Plus, the canvas bucket squashed down very small for storage, yet (unlike the rubber one) was big enough for me to insert my whole head into for washing my hair.

Pete
 
"....In boats of this type, owned and sailed by people of my vintage and type, the word "shower" is spelled...."

....'downpour'!

Like this one....


shower.jpg
 
What, with the saltiness of a canvas bucket?

I really was thinking of Arthur Ransome's Peter Duck, a thoroughly salty seagoing old fella.

But...now, I'm picturing you, thus:

View attachment 33335

That "crapping in the wash-bowl" story must be an urban myth, surely?

Given how easily unhandled buckets fit into each other, there surely needn't be any rationing of them, I hope. I got one at The Range...very rugged, only £1.
 
All a matter of balance, even nowadays perhaps? One lightning strike from oldbilbos piccy and we're all hand-raulic again

I can-and do sometimes-sail with the power turned off. Why not? I have a windvane and walker log, a leadline and a pair of binoculars blah blah, and foot pumps and oil lamps and more blah blah..
If you ever go cruising, stuff breaks, the boat in a sense gets simpler as the voyage progresses, or you pick up the satphone and say " it wasnt meant to be like this, Im insured, get me out, mwaa mwaa''. Sadly this is on the increase!
 
I really was thinking of Arthur Ransome's Peter Duck, a thoroughly salty seagoing old fella.

I know, but I wasn't sure why you equated a young-ish software engineer playing in a plastic boat at weekends, with an old shellback from the days of commercial sail. Unless it was that both have been known to wash in a canvas bucket at sea.

Buckets without handles are not especially useful on a yacht, as you can't dip water out of the sea with them.

Pete
 
Unless it was that both have been known to wash in a canvas bucket at sea.

That, be assured, was my comparison. True, Mr Duck had a rather old-fashioned approach to newfangled anything, so what he might have said to software engineering, I won't try to guess. But, PD always sounded like the perfect seamanlike bloke to have on board, so, no disrespect intended.

I wasn't thinking clearly, about handle-less buckets...I was imagining they don't stack if they do have handles...but they do, because I've seen it in The Range!

Oh yes, far have I travelled, and all manner of furrin' stuff have I seen. :)
 
Extract from a Rival 34 review in YBW.com:

Wild Rival has neither a fridge nor pressurised water, so you don't need to worry about drained batteries or constant refills for the water tank.

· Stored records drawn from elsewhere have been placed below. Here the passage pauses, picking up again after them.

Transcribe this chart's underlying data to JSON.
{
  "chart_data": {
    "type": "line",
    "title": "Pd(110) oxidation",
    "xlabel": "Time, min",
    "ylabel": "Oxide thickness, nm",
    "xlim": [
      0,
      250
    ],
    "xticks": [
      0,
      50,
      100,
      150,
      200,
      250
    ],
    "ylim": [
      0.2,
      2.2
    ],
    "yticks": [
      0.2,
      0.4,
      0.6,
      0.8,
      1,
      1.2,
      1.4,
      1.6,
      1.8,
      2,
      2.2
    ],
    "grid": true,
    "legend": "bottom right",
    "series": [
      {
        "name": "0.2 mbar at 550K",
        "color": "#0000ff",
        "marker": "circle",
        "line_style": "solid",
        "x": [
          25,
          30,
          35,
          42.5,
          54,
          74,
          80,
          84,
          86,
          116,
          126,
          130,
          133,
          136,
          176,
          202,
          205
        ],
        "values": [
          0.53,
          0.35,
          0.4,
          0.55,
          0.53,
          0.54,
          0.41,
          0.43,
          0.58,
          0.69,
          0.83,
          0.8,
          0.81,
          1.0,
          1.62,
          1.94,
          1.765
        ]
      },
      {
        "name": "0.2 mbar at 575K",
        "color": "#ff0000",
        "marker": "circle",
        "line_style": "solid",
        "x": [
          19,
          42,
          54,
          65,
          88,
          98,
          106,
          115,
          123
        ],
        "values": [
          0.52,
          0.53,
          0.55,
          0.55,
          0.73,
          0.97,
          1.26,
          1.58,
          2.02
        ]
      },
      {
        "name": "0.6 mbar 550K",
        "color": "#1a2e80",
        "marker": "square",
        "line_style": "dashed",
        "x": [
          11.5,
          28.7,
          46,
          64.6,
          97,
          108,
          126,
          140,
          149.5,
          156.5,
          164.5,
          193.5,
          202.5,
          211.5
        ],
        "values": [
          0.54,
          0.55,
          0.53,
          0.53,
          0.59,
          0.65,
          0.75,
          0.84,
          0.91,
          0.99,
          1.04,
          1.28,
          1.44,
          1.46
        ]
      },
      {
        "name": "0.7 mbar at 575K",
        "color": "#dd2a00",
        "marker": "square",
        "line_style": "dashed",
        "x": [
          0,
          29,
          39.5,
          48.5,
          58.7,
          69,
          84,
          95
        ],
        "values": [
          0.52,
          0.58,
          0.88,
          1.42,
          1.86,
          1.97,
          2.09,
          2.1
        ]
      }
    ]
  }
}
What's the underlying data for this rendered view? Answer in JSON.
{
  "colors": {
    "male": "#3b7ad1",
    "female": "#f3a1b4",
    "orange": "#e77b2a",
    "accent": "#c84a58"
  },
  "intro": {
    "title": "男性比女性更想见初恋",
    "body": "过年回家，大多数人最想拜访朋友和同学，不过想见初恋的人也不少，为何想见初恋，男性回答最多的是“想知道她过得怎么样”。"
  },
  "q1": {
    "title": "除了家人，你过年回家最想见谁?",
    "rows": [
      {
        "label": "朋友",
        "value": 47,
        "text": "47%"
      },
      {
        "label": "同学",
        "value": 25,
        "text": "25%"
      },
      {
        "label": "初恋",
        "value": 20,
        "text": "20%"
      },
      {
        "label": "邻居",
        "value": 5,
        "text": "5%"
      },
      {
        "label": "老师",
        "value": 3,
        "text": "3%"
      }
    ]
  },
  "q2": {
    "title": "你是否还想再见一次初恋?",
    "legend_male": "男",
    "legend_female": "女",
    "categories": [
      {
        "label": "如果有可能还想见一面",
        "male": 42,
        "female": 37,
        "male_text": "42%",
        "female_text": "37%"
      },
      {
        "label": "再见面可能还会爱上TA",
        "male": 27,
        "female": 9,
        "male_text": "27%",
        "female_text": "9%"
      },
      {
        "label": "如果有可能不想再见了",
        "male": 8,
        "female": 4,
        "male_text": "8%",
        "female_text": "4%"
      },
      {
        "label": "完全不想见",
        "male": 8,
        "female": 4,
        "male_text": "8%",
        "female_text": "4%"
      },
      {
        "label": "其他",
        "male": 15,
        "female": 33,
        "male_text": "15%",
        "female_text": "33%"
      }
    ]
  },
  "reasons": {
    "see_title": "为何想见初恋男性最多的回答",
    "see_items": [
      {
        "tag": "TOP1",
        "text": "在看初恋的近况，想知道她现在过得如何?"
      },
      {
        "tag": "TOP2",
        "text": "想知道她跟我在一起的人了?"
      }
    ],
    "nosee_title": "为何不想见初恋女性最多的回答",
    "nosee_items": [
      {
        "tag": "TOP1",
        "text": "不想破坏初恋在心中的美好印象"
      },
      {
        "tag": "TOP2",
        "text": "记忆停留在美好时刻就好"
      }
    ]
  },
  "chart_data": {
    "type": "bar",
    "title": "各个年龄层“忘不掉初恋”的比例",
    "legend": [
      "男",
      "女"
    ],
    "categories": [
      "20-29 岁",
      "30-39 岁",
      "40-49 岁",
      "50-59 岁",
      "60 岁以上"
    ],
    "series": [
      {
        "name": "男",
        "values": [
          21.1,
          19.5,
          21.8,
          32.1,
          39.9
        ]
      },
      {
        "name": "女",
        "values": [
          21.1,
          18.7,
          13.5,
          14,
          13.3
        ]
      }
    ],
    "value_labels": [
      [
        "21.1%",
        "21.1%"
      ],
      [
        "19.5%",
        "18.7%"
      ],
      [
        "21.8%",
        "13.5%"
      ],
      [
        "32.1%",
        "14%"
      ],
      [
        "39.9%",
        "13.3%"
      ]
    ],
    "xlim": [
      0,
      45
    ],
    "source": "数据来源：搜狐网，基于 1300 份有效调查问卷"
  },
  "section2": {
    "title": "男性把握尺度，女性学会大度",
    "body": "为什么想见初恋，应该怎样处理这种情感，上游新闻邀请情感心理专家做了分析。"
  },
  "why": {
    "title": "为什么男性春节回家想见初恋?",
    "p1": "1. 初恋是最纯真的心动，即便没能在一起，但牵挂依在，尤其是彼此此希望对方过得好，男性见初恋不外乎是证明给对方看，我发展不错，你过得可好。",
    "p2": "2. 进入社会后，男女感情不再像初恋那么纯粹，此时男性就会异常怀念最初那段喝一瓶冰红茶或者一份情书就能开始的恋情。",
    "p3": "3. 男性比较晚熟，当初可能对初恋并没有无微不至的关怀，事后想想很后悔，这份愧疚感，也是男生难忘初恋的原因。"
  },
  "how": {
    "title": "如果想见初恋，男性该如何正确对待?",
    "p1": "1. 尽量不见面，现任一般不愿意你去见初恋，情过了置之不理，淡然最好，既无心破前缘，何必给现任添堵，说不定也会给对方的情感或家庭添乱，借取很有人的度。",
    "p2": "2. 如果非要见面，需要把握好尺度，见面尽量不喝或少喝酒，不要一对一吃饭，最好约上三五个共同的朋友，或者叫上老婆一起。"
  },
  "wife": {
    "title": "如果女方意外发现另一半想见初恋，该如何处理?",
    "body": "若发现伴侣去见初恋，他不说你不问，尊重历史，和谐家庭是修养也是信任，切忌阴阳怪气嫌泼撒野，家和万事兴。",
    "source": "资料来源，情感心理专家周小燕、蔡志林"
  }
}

Wonderful, if sales patter always deliberately attracted attention to something missing, as a distinct advantage...

Agree entirely, KISS, unless you are not physically able to pump water, wind up a window, adjust your car seat, and now even close a car boot or door :rolleyes: WHY the hell do you need heavy electric motors and the complication to go wrong to do a simple task for you - largely just sales gimmicks that we are all mostly now encumbered with. They'll be putting air conditioning in cockpits next :rolleyes:
 
This thread reminds me of a TV sketch.....Grew up in cardboard box in central reservation of M1, got up an hour before we went to bed by ek lad, we was appy!